The setup is sequential: create the Auth Provider in Salesforce, copy the callback URL to the IdP, configure the OAuth client at the IdP, copy the client ID and secret back to Salesforce, write or pick the Registration Handler, test. Each step depends on the previous; skipping a step produces an opaque failure at runtime.
- Pick the provider type
Setup, Auth. Providers, New. Pick from the pre-built list (Google, Facebook, Microsoft) or OpenID Connect for anything else. The choice pre-fills the authorization and token endpoints.
- Save the provider to get the callback URL
Save with placeholder client ID and secret. The Salesforce-generated callback URL appears in the saved record. Copy this URL.
- Register an OAuth client at the IdP using the callback URL
Open the IdP admin console (Google Cloud Console, Microsoft Entra, Okta admin, etc.). Create a new OAuth client. Paste the Salesforce callback URL as the authorized redirect URI.
- Copy the IdP client ID and client secret back to Salesforce
Edit the Salesforce Auth Provider record. Paste the IdP client ID and client secret. Configure the OAuth scopes you need.
- Write or pick the Registration Handler
Default Registration Handler creates Customer Community users for Experience Cloud. For internal users, write a custom handler that matches by email to existing users and rejects unknown emails.
- Test the flow in a sandbox or with a test user
Hit the Test-Only Initialization URL from the Auth Provider record. Walk the OAuth flow. Confirm the user is created or matched as expected.
- Expose the Login With button on Salesforce or Experience Cloud login
For internal Salesforce login: Setup, Identity, My Domain, Authentication Configuration. For Experience Cloud: site Login & Registration page settings. Toggle the Auth Provider as a login option.

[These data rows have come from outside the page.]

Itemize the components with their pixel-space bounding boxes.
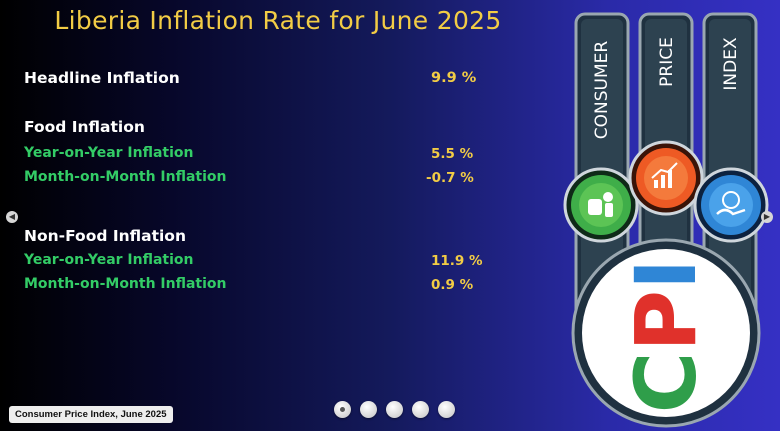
nonfood-yoy-label: Year-on-Year Inflation <box>24 252 194 268</box>
arrow-right-icon: ▶ <box>763 212 771 221</box>
arrow-left-icon: ◀ <box>8 212 16 221</box>
nonfood-yoy-value: 11.9 % <box>431 253 483 269</box>
column-index-label: INDEX <box>721 37 741 91</box>
hand-money-icon <box>693 167 769 243</box>
prev-slide-button[interactable]: ◀ <box>6 211 18 223</box>
carousel-dot[interactable] <box>438 401 455 418</box>
nonfood-mom-label: Month-on-Month Inflation <box>24 276 227 292</box>
carousel-pagination <box>334 401 455 418</box>
headline-inflation-value: 9.9 % <box>431 70 477 86</box>
food-inflation-heading: Food Inflation <box>24 118 145 136</box>
slide-caption: Consumer Price Index, June 2025 <box>9 406 173 423</box>
food-yoy-label: Year-on-Year Inflation <box>24 145 194 161</box>
headline-inflation-label: Headline Inflation <box>24 69 180 87</box>
nonfood-inflation-heading: Non-Food Inflation <box>24 227 186 245</box>
carousel-dot[interactable] <box>334 401 351 418</box>
cpi-logo-text: CPI <box>617 259 715 414</box>
cpi-logo-circle: CPI <box>571 238 761 428</box>
column-consumer-label: CONSUMER <box>592 41 612 140</box>
cpi-graphic: CONSUMER PRICE INDEX CPI <box>563 12 769 428</box>
food-mom-label: Month-on-Month Inflation <box>24 169 227 185</box>
food-yoy-value: 5.5 % <box>431 146 474 162</box>
food-mom-value: -0.7 % <box>426 170 474 186</box>
price-chart-icon <box>628 140 704 216</box>
nonfood-mom-value: 0.9 % <box>431 277 474 293</box>
carousel-dot[interactable] <box>412 401 429 418</box>
consumer-icon <box>563 167 639 243</box>
column-price-label: PRICE <box>657 37 677 87</box>
carousel-dot[interactable] <box>386 401 403 418</box>
carousel-dot[interactable] <box>360 401 377 418</box>
next-slide-button[interactable]: ▶ <box>761 211 773 223</box>
slide-title: Liberia Inflation Rate for June 2025 <box>54 6 502 35</box>
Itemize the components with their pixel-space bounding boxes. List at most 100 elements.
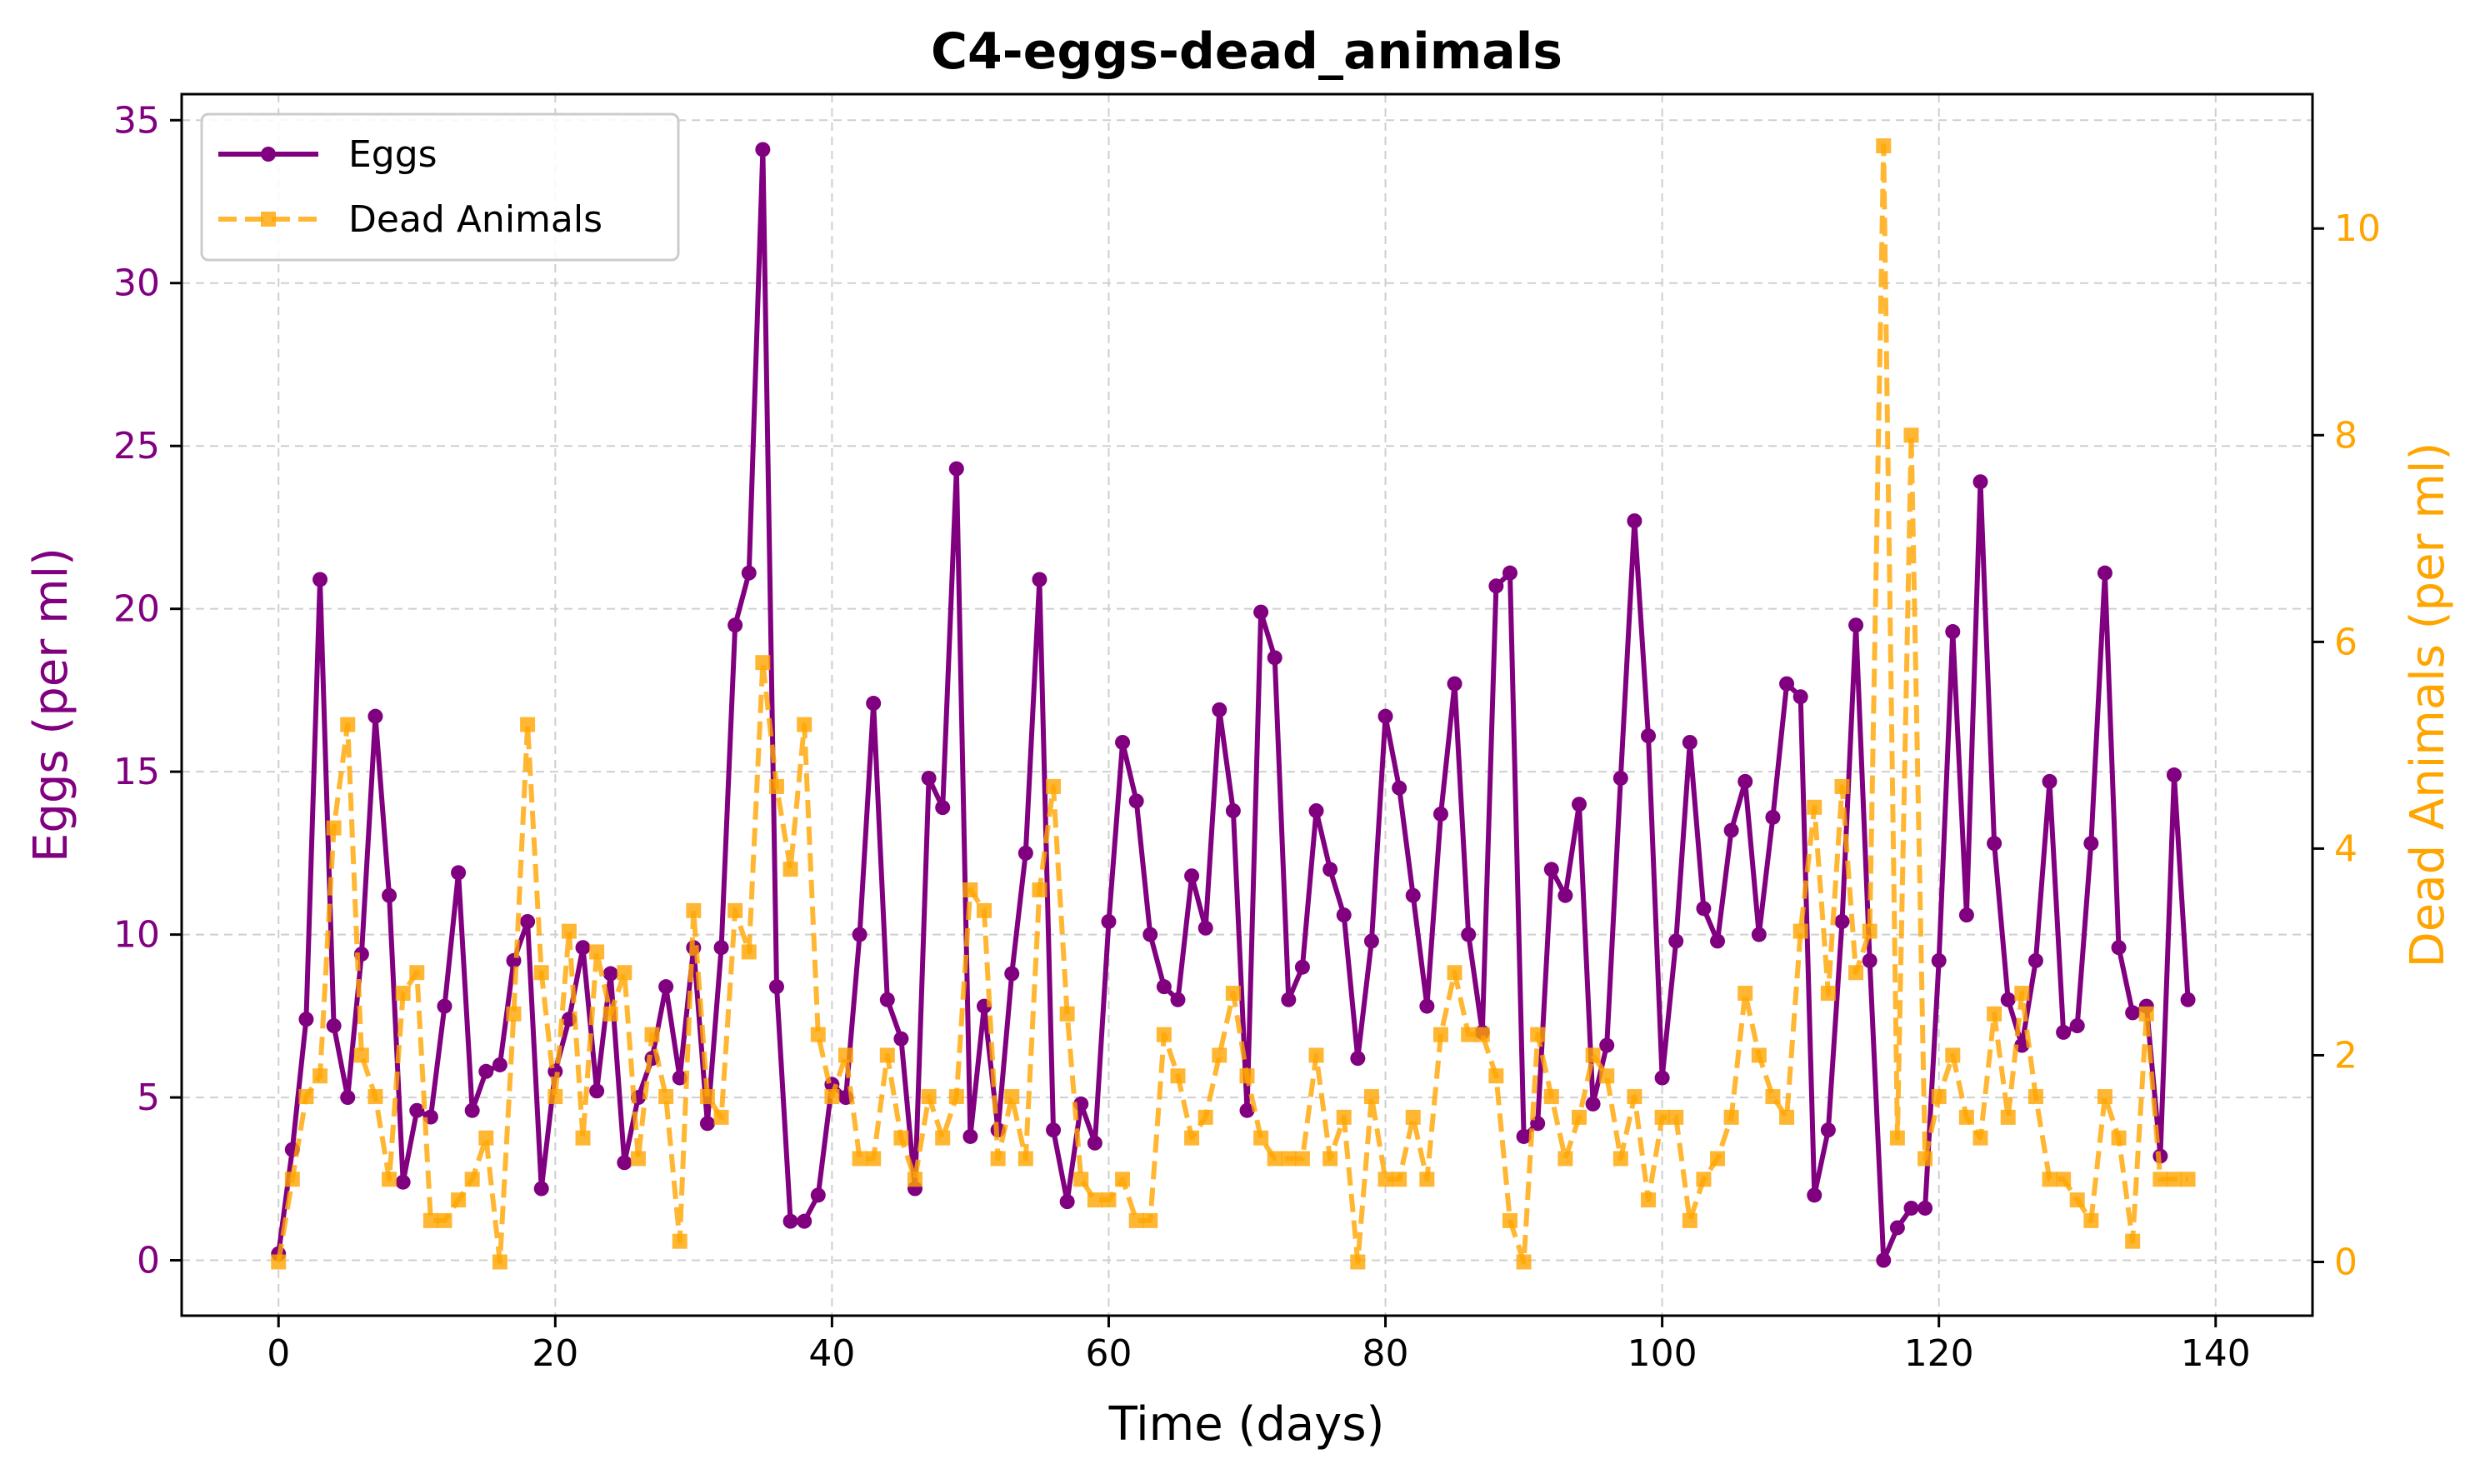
eggs-point	[1156, 979, 1172, 995]
dead-animals-point	[575, 1130, 591, 1146]
dead-animals-point	[1322, 1151, 1338, 1167]
dead-animals-point	[1516, 1254, 1532, 1270]
dead-animals-point	[1738, 986, 1753, 1002]
eggs-point	[2180, 992, 2196, 1007]
dead-animals-point	[1184, 1130, 1200, 1146]
eggs-point	[1405, 887, 1421, 903]
eggs-point	[340, 1090, 356, 1106]
dead-animals-point	[1432, 1027, 1448, 1042]
dead-animals-point	[810, 1027, 826, 1042]
eggs-point	[617, 1155, 632, 1171]
dead-animals-point	[686, 902, 702, 918]
dead-animals-point	[1682, 1212, 1698, 1228]
eggs-point	[1447, 676, 1462, 692]
eggs-point	[1599, 1037, 1615, 1053]
dead-animals-point	[1723, 1109, 1739, 1125]
eggs-point	[755, 142, 771, 157]
eggs-point	[1682, 734, 1698, 750]
dead-animals-point	[2125, 1233, 2141, 1249]
dead-animals-point	[1350, 1254, 1366, 1270]
dead-animals-point	[1267, 1151, 1282, 1167]
eggs-point	[464, 1102, 480, 1118]
eggs-point	[409, 1102, 425, 1118]
eggs-point	[1571, 797, 1587, 812]
dead-animals-point	[340, 717, 356, 732]
eggs-point	[1336, 907, 1352, 923]
y-tick-label-right: 2	[2334, 1034, 2358, 1077]
eggs-point	[1627, 513, 1642, 529]
x-tick-label: 60	[1085, 1332, 1132, 1375]
eggs-point	[1350, 1051, 1366, 1067]
eggs-point	[1253, 604, 1269, 620]
dead-animals-point	[644, 1027, 660, 1042]
dead-animals-point	[353, 1047, 369, 1063]
dead-animals-point	[2111, 1130, 2127, 1146]
dead-animals-point	[1627, 1089, 1642, 1105]
dead-animals-point	[1558, 1151, 1573, 1167]
eggs-point	[1142, 927, 1158, 942]
dead-animals-point	[2056, 1172, 2072, 1187]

Google, Facebook, LinkedIn, Microsoft, Apple, Twitter, GitHub, Slack, or OpenID Connect. Pick the named type when possible.
Credentials obtained from registering an OAuth client at the IdP. Stored encrypted in the Auth Provider record.
Apex class that decides user-create vs match vs reject for new logins. The most consequential configuration on the record.
OAuth permission strings Salesforce requests from the IdP. Request the minimum needed.
Whether the Auth Provider appears on internal Salesforce login, Experience Cloud login, or both.
- Sandbox callback URLs differ from production. Each environment needs its own OAuth client at the IdP; configuring only for production leaves sandbox flows broken.
- The Registration Handler is the single most consequential part of the setup. A handler that creates users without matching to existing ones produces duplicate users; a handler that rejects unknown emails locks out legitimate first-time logins.
- License consumption depends on what type of user the handler creates. Internal user creation consumes internal licenses; external user creation consumes External Identity or Community licenses. Plan accordingly.
- Over-requesting scopes is a security review red flag in B2B contexts. Request the minimum scopes the org actually uses.
- Auth Providers and SAML SSO are configured in different Setup areas. An org running both for different user populations must keep them documented separately.